Acaso es verdad que sea así como esa ciudadanía piensa: algo como un efecto astigmático de ojos caudales como los contara o cantara un tal Quevedo y Villegas que escribía que: «Si mis párpados, Lisi, labios fueran,/ besos fueran los rayos visuales/ de mis ojos, que al sol miran caudales/ águilas, y besaran más que vieran», que es así como vamos apropiándonos de lo que al paso vamos viendo, un robo con perdón incluido, puesto que para todos lucen en nuestras calles tales obras maestras.

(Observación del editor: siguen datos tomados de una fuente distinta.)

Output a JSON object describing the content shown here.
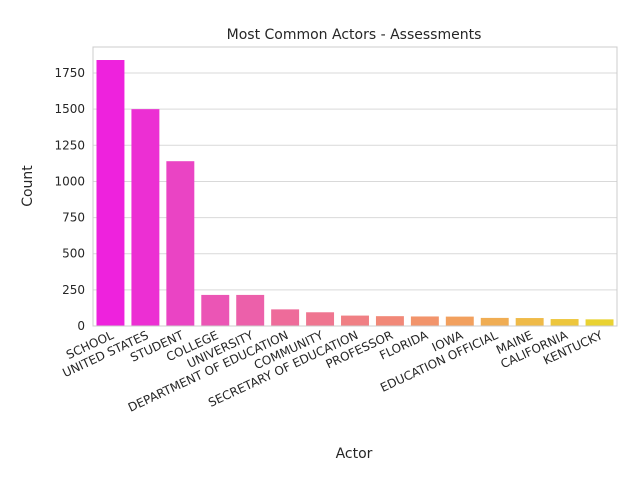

Y, en cuanto a quedarse recordando al San Sebastián de ayer comparado con el de hoy y extendiendo ese memorándum al posible adivinado futuro, si la naturaleza nos hubiera provisto de la vena poética de Rodrigo Caro, estaríamos en trance de escribir alguna elegía como el utrerano escribió como Canción a las ruinas de Itálica.

Soltados que han sido, así, un tanto a bocajarro, los manares poéticos que, a mi memoria, tan raquítica ya, han irrigado, a fuer de que tengo ya la sensación de que está atravesando esta ciudad uno de sus más bullentes períodos constructivos, no puedo evitar que recuerde a algunos de aquellos emblemáticos edificios, que hubo a lo largo del tiempo, y creo entender que no a todos se les dieron las honras que merecían bien sea contando o no con el beneplácito ciudadano, que si me pusiera a contar de aquellas torres que fueron deshechas piedra a piedra para, en otro lugar, volver a montarlas, también podría contar la de aquellas dos hermanas que desde la altura nos contemplaban, y nos costó mucho tiempo el acostumbrarnos a contemplarla así, en la altura, a una sola, algo a la manera de si un trasgo horrendo, un ogro de vientos y furias se la hubiera tragado a la otra sin dejar rastro.